A couple of comments on question 11

bryson_je · 20 April 2022 12:24

Hi everyone,
It supposes we should compare the cross-validation folds scores applying a Logistic regression model to two different datasets: (1) numeric dataset and (2) categorical and numerical dataset. The part of the question that say: “Look at the cross-validation test scores for both models …”, made me wander if I also should use DummyClassifier as in the previous question.

For a reason I don’t know the result of apply fit_transform to OneHotEncoder gave me a “scipy.sparce._csr.csr_matrix” and had problems de assemble the pd.DataFrame.
I’m enjoying this course.
Regards
Jhonny

ArturoAmorQ · 20 April 2022 14:54

I guess the wording can be improved, but the rest of the paragraph should make it clear that by “both models” we indeed mean comparing

the model using both numerical and categorical features and
the model using numerical features only.

We can probably rephrase it for the next session of the MOOC.

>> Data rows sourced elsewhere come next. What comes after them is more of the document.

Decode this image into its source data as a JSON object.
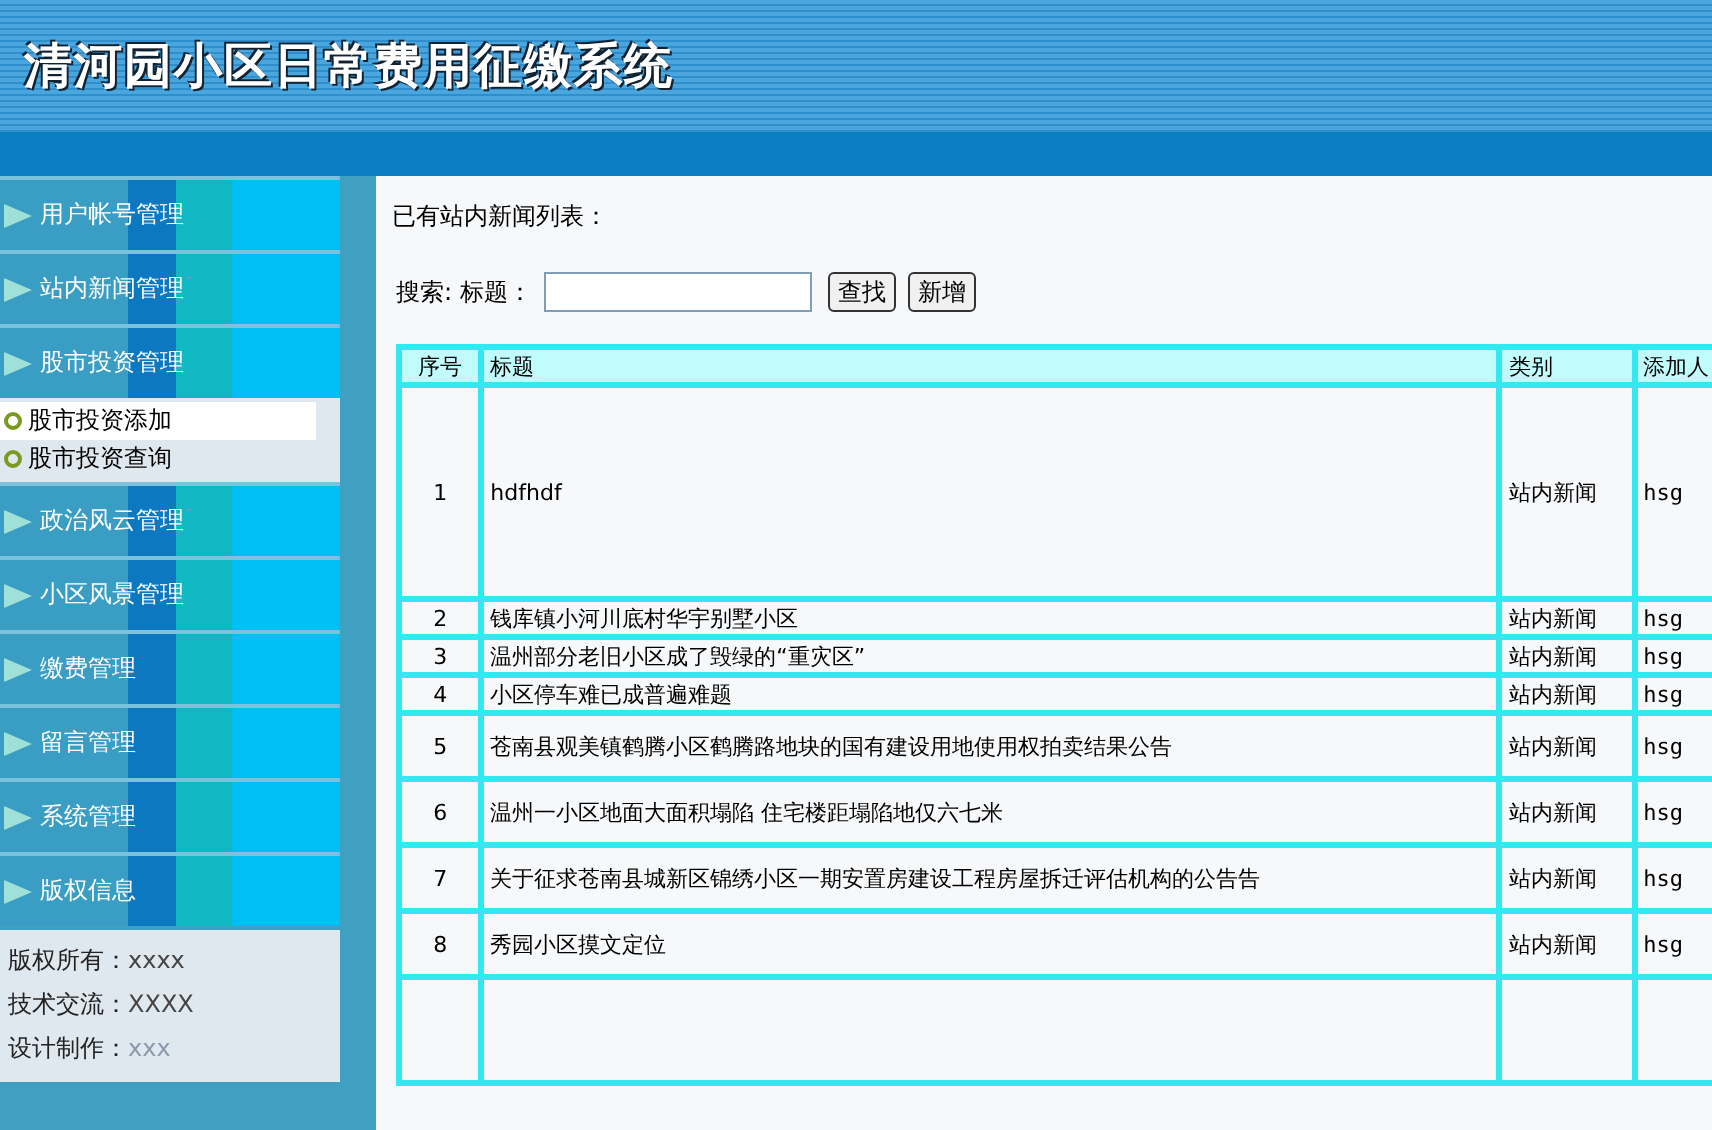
{
  "header": {
    "title": "清河园小区日常费用征缴系统"
  },
  "sidebar": {
    "items": [
      {
        "label": "用户帐号管理"
      },
      {
        "label": "站内新闻管理"
      },
      {
        "label": "股市投资管理",
        "children": [
          {
            "label": "股市投资添加",
            "selected": true
          },
          {
            "label": "股市投资查询",
            "selected": false
          }
        ]
      },
      {
        "label": "政治风云管理"
      },
      {
        "label": "小区风景管理"
      },
      {
        "label": "缴费管理"
      },
      {
        "label": "留言管理"
      },
      {
        "label": "系统管理"
      },
      {
        "label": "版权信息",
        "info": [
          {
            "label": "版权所有：",
            "value": "xxxx"
          },
          {
            "label": "技术交流：",
            "value": "XXXX"
          },
          {
            "label": "设计制作：",
            "value": "xxx"
          }
        ]
      }
    ]
  },
  "content": {
    "heading": "已有站内新闻列表：",
    "search": {
      "label": "搜索: 标题：",
      "buttons": [
        "查找",
        "新增"
      ]
    },
    "table": {
      "columns": [
        "序号",
        "标题",
        "类别",
        "添加人"
      ],
      "rows": [
        {
          "cells": [
            "1",
            "hdfhdf",
            "站内新闻",
            "hsg"
          ]
        },
        {
          "cells": [
            "2",
            "钱库镇小河川底村华宇别墅小区",
            "站内新闻",
            "hsg"
          ]
        },
        {
          "cells": [
            "3",
            "温州部分老旧小区成了毁绿的“重灾区”",
            "站内新闻",
            "hsg"
          ]
        },
        {
          "cells": [
            "4",
            "小区停车难已成普遍难题",
            "站内新闻",
            "hsg"
          ]
        },
        {
          "cells": [
            "5",
            "苍南县观美镇鹤腾小区鹤腾路地块的国有建设用地使用权拍卖结果公告",
            "站内新闻",
            "hsg"
          ]
        },
        {
          "cells": [
            "6",
            "温州一小区地面大面积塌陷 住宅楼距塌陷地仅六七米",
            "站内新闻",
            "hsg"
          ]
        },
        {
          "cells": [
            "7",
            "关于征求苍南县城新区锦绣小区一期安置房建设工程房屋拆迁评估机构的公告告",
            "站内新闻",
            "hsg"
          ]
        },
        {
          "cells": [
            "8",
            "秀园小区摸文定位",
            "站内新闻",
            "hsg"
          ]
        }
      ]
    }
  }
}
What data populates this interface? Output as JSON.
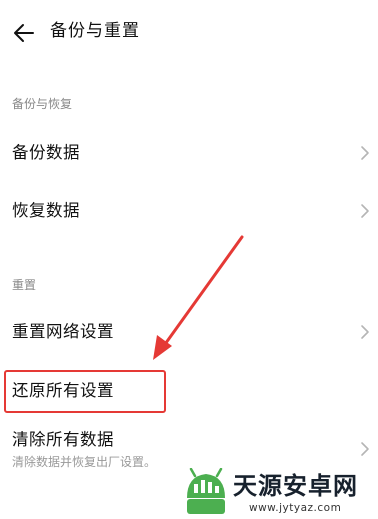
{
  "header": {
    "back_icon": "arrow-left-icon",
    "title": "备份与重置"
  },
  "sections": {
    "backup_restore": {
      "label": "备份与恢复",
      "items": [
        {
          "title": "备份数据",
          "icon": "chevron-right-icon"
        },
        {
          "title": "恢复数据",
          "icon": "chevron-right-icon"
        }
      ]
    },
    "reset": {
      "label": "重置",
      "items": [
        {
          "title": "重置网络设置",
          "icon": "chevron-right-icon"
        },
        {
          "title": "还原所有设置"
        },
        {
          "title": "清除所有数据",
          "subtitle": "清除数据并恢复出厂设置。",
          "icon": "chevron-right-icon"
        }
      ]
    }
  },
  "annotation": {
    "color": "#e53935"
  },
  "watermark": {
    "name": "天源安卓网",
    "url": "www.jytyaz.com",
    "logo_color": "#4caf50"
  }
}
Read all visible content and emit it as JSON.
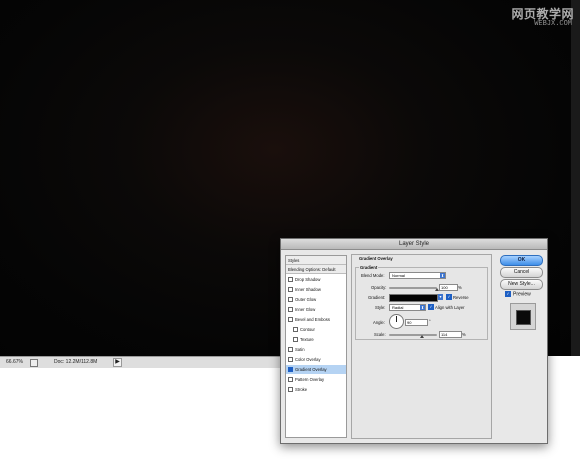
{
  "watermark": {
    "line1": "网页教学网",
    "line2": "WEBJX.COM"
  },
  "statusbar": {
    "zoom": "66.67%",
    "doc": "Doc: 12.2M/112.8M",
    "arrow": "▶"
  },
  "dialog": {
    "title": "Layer Style",
    "styles_list": [
      {
        "label": "Styles",
        "header": true
      },
      {
        "label": "Blending Options: Default",
        "header": true
      },
      {
        "label": "Drop Shadow",
        "checked": false
      },
      {
        "label": "Inner Shadow",
        "checked": false
      },
      {
        "label": "Outer Glow",
        "checked": false
      },
      {
        "label": "Inner Glow",
        "checked": false
      },
      {
        "label": "Bevel and Emboss",
        "checked": false
      },
      {
        "label": "Contour",
        "checked": false,
        "indent": true
      },
      {
        "label": "Texture",
        "checked": false,
        "indent": true
      },
      {
        "label": "Satin",
        "checked": false
      },
      {
        "label": "Color Overlay",
        "checked": false
      },
      {
        "label": "Gradient Overlay",
        "checked": true,
        "selected": true
      },
      {
        "label": "Pattern Overlay",
        "checked": false
      },
      {
        "label": "Stroke",
        "checked": false
      }
    ],
    "panel": {
      "section_title": "Gradient Overlay",
      "group_title": "Gradient",
      "blend_mode_label": "Blend Mode:",
      "blend_mode_value": "Normal",
      "opacity_label": "Opacity:",
      "opacity_value": "100",
      "opacity_unit": "%",
      "gradient_label": "Gradient:",
      "reverse_label": "Reverse",
      "style_label": "Style:",
      "style_value": "Radial",
      "align_label": "Align with Layer",
      "angle_label": "Angle:",
      "angle_value": "90",
      "angle_unit": "°",
      "scale_label": "Scale:",
      "scale_value": "114",
      "scale_unit": "%"
    },
    "buttons": {
      "ok": "OK",
      "cancel": "Cancel",
      "new_style": "New Style...",
      "preview": "Preview"
    },
    "check_glyph": "✓",
    "chevron_glyph": "⬍",
    "gradient_arrow_glyph": "▾"
  },
  "colors": {
    "accent": "#3c74cf",
    "selection": "#b5d3f3",
    "canvas": "#050505"
  }
}
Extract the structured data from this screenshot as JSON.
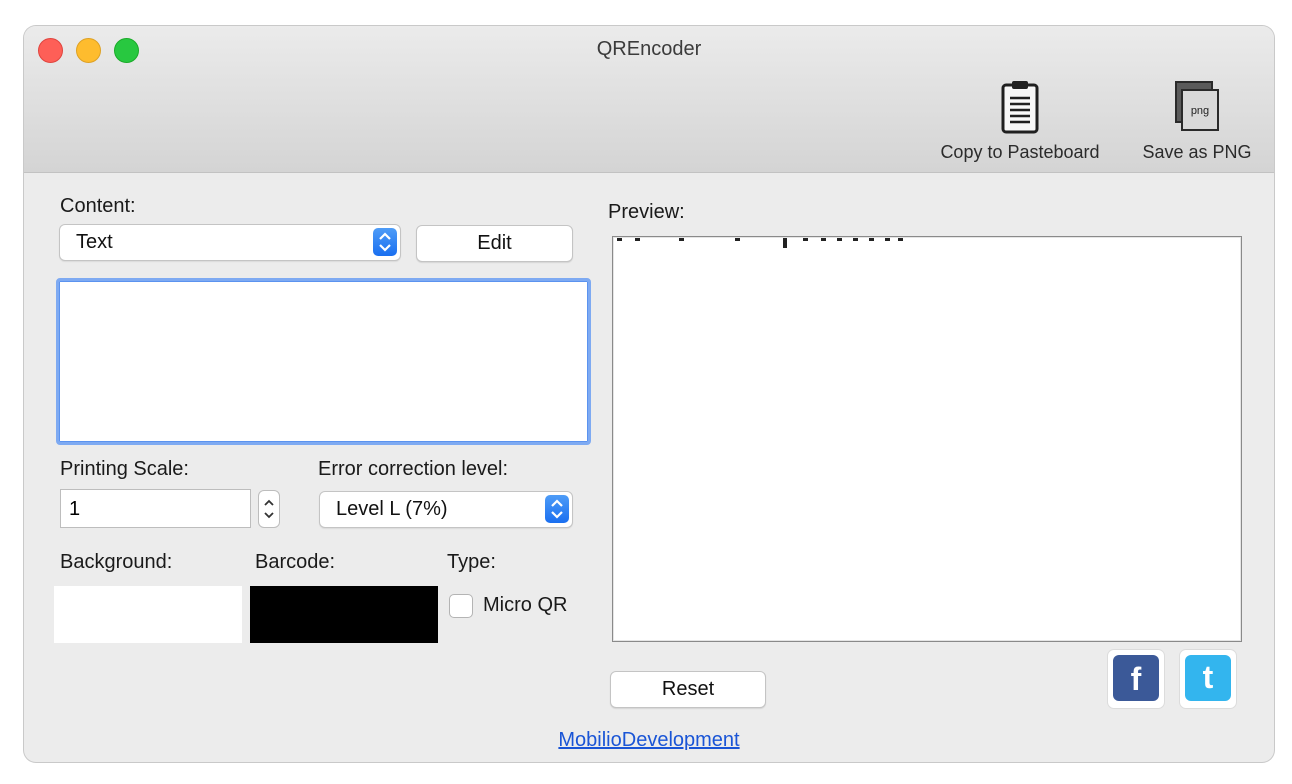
{
  "window": {
    "title": "QREncoder"
  },
  "toolbar": {
    "copy_label": "Copy to Pasteboard",
    "save_label": "Save as PNG",
    "png_badge": "png"
  },
  "content": {
    "label": "Content:",
    "type_selected": "Text",
    "edit_label": "Edit",
    "text_value": ""
  },
  "printing_scale": {
    "label": "Printing Scale:",
    "value": "1"
  },
  "error_correction": {
    "label": "Error correction level:",
    "selected": "Level L (7%)"
  },
  "colors": {
    "background_label": "Background:",
    "barcode_label": "Barcode:",
    "background_color": "#ffffff",
    "barcode_color": "#000000"
  },
  "type": {
    "label": "Type:",
    "micro_qr_label": "Micro QR",
    "micro_qr_checked": false
  },
  "preview": {
    "label": "Preview:"
  },
  "reset_label": "Reset",
  "social": {
    "facebook_glyph": "f",
    "twitter_glyph": "t"
  },
  "footer_link": "MobilioDevelopment",
  "accent_color": "#1a6ff0"
}
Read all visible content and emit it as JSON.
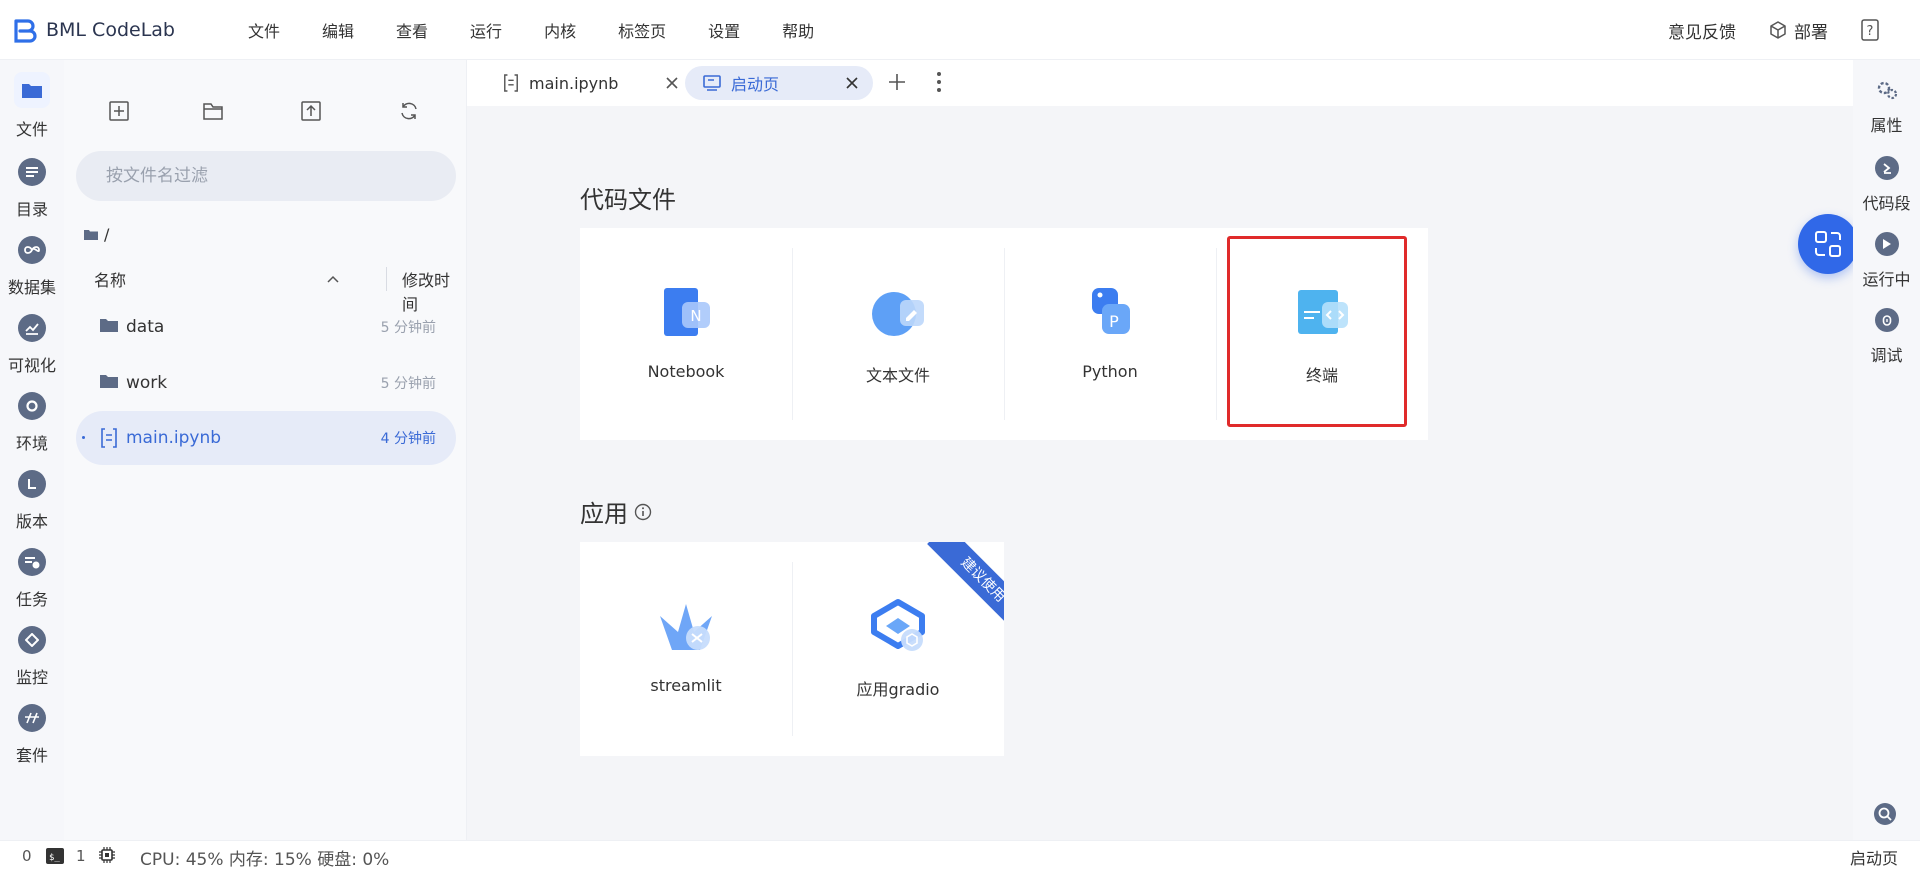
{
  "app": {
    "title": "BML CodeLab"
  },
  "menu": [
    "文件",
    "编辑",
    "查看",
    "运行",
    "内核",
    "标签页",
    "设置",
    "帮助"
  ],
  "topright": {
    "feedback": "意见反馈",
    "deploy": "部署",
    "help_icon": "?"
  },
  "leftnav": [
    "文件",
    "目录",
    "数据集",
    "可视化",
    "环境",
    "版本",
    "任务",
    "监控",
    "套件"
  ],
  "filepanel": {
    "filter_placeholder": "按文件名过滤",
    "path": "/",
    "col_name": "名称",
    "col_time": "修改时间",
    "files": [
      {
        "name": "data",
        "time": "5 分钟前",
        "type": "folder"
      },
      {
        "name": "work",
        "time": "5 分钟前",
        "type": "folder"
      },
      {
        "name": "main.ipynb",
        "time": "4 分钟前",
        "type": "notebook"
      }
    ]
  },
  "tabs": [
    {
      "label": "main.ipynb"
    },
    {
      "label": "启动页"
    }
  ],
  "launcher": {
    "code_title": "代码文件",
    "code_items": [
      "Notebook",
      "文本文件",
      "Python",
      "终端"
    ],
    "app_title": "应用",
    "app_items": [
      "streamlit",
      "应用gradio"
    ],
    "ribbon": "建议使用"
  },
  "rightnav": [
    "属性",
    "代码段",
    "运行中",
    "调试"
  ],
  "status": {
    "left_count": "0",
    "terminal_count": "1",
    "usage": "CPU:  45% 内存:  15% 硬盘:  0%",
    "right": "启动页"
  },
  "colors": {
    "accent": "#3a6ad6",
    "fab": "#3068e8",
    "highlight": "#e02a2a"
  }
}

I am not sure if I correctly understand what you mean. Are you getting an error? Are you running the notebooks locally? Please provide a snippet of code containing the elements to reproduce the error message.

bryson_je · 20 April 2022 15:35

I’m using the Sandbox to solve quizzes. Below is the code I use after uploading the file:
cat_colselector = make_column_selector(dtype_include = object)
cat_cols = cat_colselector(data)
onehot_preprocessor = OneHotEncoder(handle_unknown = “ignore”)
oh_preproc = ColumnTransformer([(‘oh_pre’, onehot_preprocessor, cat_cols)], remainder = “passthrough”)
data_encoded = oh_preproc.fit_transform(data[cat_cols])

The line below give me error

data_cat = pd.DataFrame(data_encoded, columns = oh_preproc.get_feature_names_out().tolist())
print(type(data_encoded))

I fixed by using:

import scipy.sparse
data_cat = pd.DataFrame.sparse.from_spmatrix(data_encoded,
columns = oh_preproc.get_feature_names_out().tolist())
Regards
Jhonny